The investigation of Gestalt perception should not be biased by the structure of a given “input image” or camera type—i.e., a particular rectangular or hexagonal pixel raster. The main goal is to investigate the interrelations between parts and aggregates. This can be better done using continuous domains such as the 2D plane. It is well in the line of classic Gestalt literature to visualize the objects of interest as line drawings. However, for this work, simple dot patterns or lines are not sufficient. The objects of interest here also have a scale (i.e., size), an orientation, a rotational frequency and an assessment measure. So a specific way of drawing had to be invented.
1.2. Avoiding Hard Constraints
Mirror-symmetry can be seen as a property of a pair of objects, and good continuation in a row as property of an n-tuple of objects, respectively. Mathematically, it is best understood as a constraint relation (binary for mirror-symmetry, and n-ary for rows). Such relation can alternatively be given as characteristic function (again on pairs of objects, and on n-tuples of objects, respectively) yielding one if the constraint holds and zero otherwise. For imperfect symmetries—such as extracted from natural images or hand-drawn—tolerances are required. These are step-function parameters for the characteristic functions corresponding to the constraints. A good choice of such parameters will require extensive machine-learning. Representative data will be needed. Such parameters will also be a prospective error source leading to occasional recognition failure.
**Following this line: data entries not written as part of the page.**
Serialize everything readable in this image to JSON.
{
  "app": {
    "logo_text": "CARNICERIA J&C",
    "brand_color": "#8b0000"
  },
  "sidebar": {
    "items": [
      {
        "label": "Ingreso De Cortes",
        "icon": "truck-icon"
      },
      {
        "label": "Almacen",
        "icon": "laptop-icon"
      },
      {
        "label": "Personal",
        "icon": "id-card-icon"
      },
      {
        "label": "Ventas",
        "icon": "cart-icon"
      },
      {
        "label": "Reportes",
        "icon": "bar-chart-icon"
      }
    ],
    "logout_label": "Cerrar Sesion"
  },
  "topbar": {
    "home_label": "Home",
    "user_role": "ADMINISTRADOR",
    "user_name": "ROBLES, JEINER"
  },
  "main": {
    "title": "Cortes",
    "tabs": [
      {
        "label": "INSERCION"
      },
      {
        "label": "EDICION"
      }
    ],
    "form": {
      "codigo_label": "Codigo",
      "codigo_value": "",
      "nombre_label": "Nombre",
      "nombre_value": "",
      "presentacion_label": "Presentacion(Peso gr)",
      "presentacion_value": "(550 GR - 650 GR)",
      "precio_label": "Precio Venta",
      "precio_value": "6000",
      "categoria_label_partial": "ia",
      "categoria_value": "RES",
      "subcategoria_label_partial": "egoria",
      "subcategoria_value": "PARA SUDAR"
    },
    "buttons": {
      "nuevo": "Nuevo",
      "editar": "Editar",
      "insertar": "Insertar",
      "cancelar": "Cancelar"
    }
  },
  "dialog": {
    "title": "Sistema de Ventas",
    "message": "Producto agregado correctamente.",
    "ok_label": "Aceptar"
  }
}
In this work such step-functions are replaced by continuous and analytic functions. They are defined on the same domain as the characteristic functions, and they also yield value one for perfect symmetric arrangement of the parts. For imperfect configurations they will give a continuous value between zero and one. They will be called “assessment functions”. Accordingly, each aggregate object will get an assessment measure describing numerically how symmetric it is.
Decisions are avoided. Any configuration (pair or n-tuple, respectively) forms a new aggregate (mirror or row). Such operation is always permitted. In mathematical terms this is called “algebraic closure”. Binary operations—such as the one for mirror-symmetry—are common in standard algebra. n-ary operations—such as the one for continuation in rows—are less common. They are being studied in universal algebra [4]. In Section 2 below the operations of such algebra and some of its properties are given.
1.3. Related Work
Classical Gestalt literature—such as [2]—tends to create evidence by making “experiments” with the reader by integrating figures of illusions etc. in their papers. Today more precise and quantitative results are obtained by experimenting with representative sets of subjects perceiving patterns rendered on a screen and measuring their saccades [5]. Gestalt algebra may contribute to such psychological work by providing means to properly render nested symmetries. Moreover, Gestalt algebra may benefit from such work through grounding and comparing it with human perception. Some authors from the machine vision community continue the classical Gestalt work by considering artificial neural net implementations of mirror symmetry in particular in comparison with physiological and psychological findings [6].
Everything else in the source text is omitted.